COURIC: What other Supreme Court decisions do you disagree with?

PALIN: Well, let’s see. There’s –of course –in the great history of America rulings there have been rulings, that’s never going to be absolute consensus by every American. And there are–those issues, again, like Roe v Wade where I believe are best held on a state level and addressed there. So you know–going through the history of America, there would be others but–

COURIC: Can you think of any?

PALIN: Well, I could think of–of any again, that could be best dealt with on a more local level. Maybe I would take issue with. But you know, as mayor, and then as governor and even as a Vice President, if I’m so privileged to serve, wouldn’t be in a position of changing those things but in supporting the law of the land as it reads today.”
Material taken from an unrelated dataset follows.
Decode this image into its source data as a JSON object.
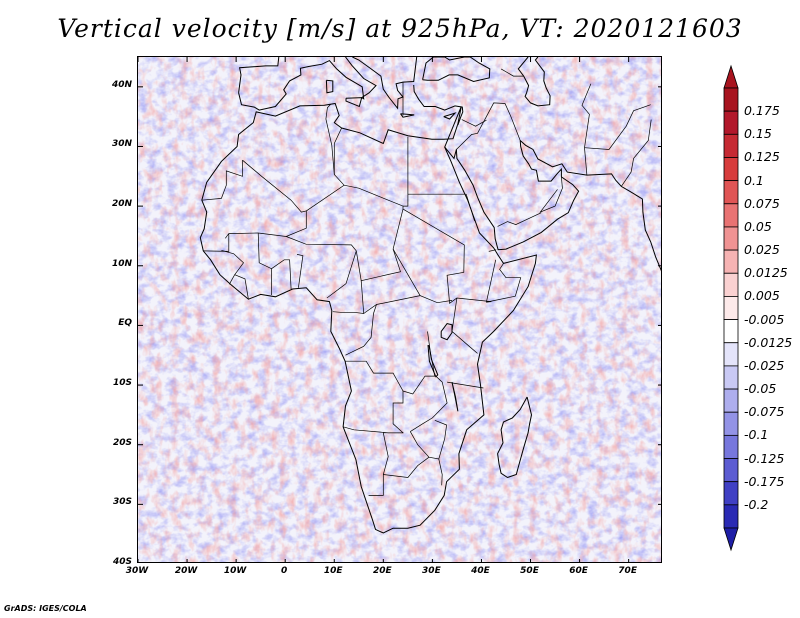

A couple of points. First, I cannot imagine a conservative watching this video without wincing. I just can’t. Even if I didn’t agree with Joe Biden on anything, even if I thought he was all kinds of wrong for the country, he plainly has some idea what he’s talking about. The contrast is just painful.

Second, just to repeat what a whole lot of other people have said: not being able to come up with a single Supreme Court case you disagree with is really pretty staggering. There are the cases most people retain some dim memory of from high school: Marbury v. Madison, Dred Scott, Plessy v. Ferguson, etc. But, as Ed Kilgore points out, that and all those newspapers she reads are not her only source of knowledge:

“Supreme Court decisions are actually the one area of public policy in which Palin’s core constituency, the Christian Right, is extremely well-versed.

Any anti-abortion activist worth his or her salt knows all about Griswold v. Connecticut, the famous “penumbra” decision that first established a constitutional right to privacy, and thus provided the key precedent for Roe. They’d also know about Casey v. Planned Parenthood, the 1992 decision that reaffirmed Roe and demonstrated the eternal perfidy of Reagan appointees O’Conner and Kennedy. And more than likely, they’d be familiar with Gonzales v. Carhart, the 2007 decision that validated the federal ban on so-called partial-birth abortions, with Kennedy performing remarkably gymnastic judicial contortions in squaring the decision with Casey. And social conservatives focused on gay rights would be able to remember Lawrence v. Texas, yet another Kennedy decision, which struck down state statutes illegalizing gay sex, and scandalously (to conservatives, at least) citing international law as a relevant factor.”

There are also other cases that are wildly unpopular on the right, and which she might have known about — e.g., Kelo v. City of New London (pdf). Likewise, cases like Exxon v. Baker (pdf), which she had to deal with as governor, and commented on at the time. (And “at the time” means last June, when it was handed down.) (h/t)

This isn’t about being a legal scholar. It’s about being able to come up with one single example, when there are a lot of separate reasons why you ought to be able to.

Third, if Sarah Palin were to become President, it would be nice if she had some idea of how our system of government is supposed to work. In that light, consider the bit about whether there is an inherent right to privacy in the Constitution. Palin says yes, which is odd, since as Couric points out, that right is central to Roe v. Wade, and (pretending for the moment that what Palin said actually reflected anything worth calling a view) accepting it also means that she cannot accept the kind of Constitutional literalism that is gospel to a lot of conservatives. But Palin then goes on to say: “I believe that –individual states can handle what the people within the different constituencies in the 50 states would like to see their will ushered in in an issue like that.”

If there is a right to privacy in the US Constitution, then protecting it is a federal issue. It has to be. You just cannot say that there is a right to privacy in the US Constitution, but that what to do about that fact should be up to the states. Not if you understand what the Constitution is, and how our system of government works.

At the end of the day, though, the story isn’t Palin’s ignorance, or the fact that she is manifestly not prepared to be President. It’s McCain’s shocking recklessness in nominating her in the first place.

No one who put country first would have done that.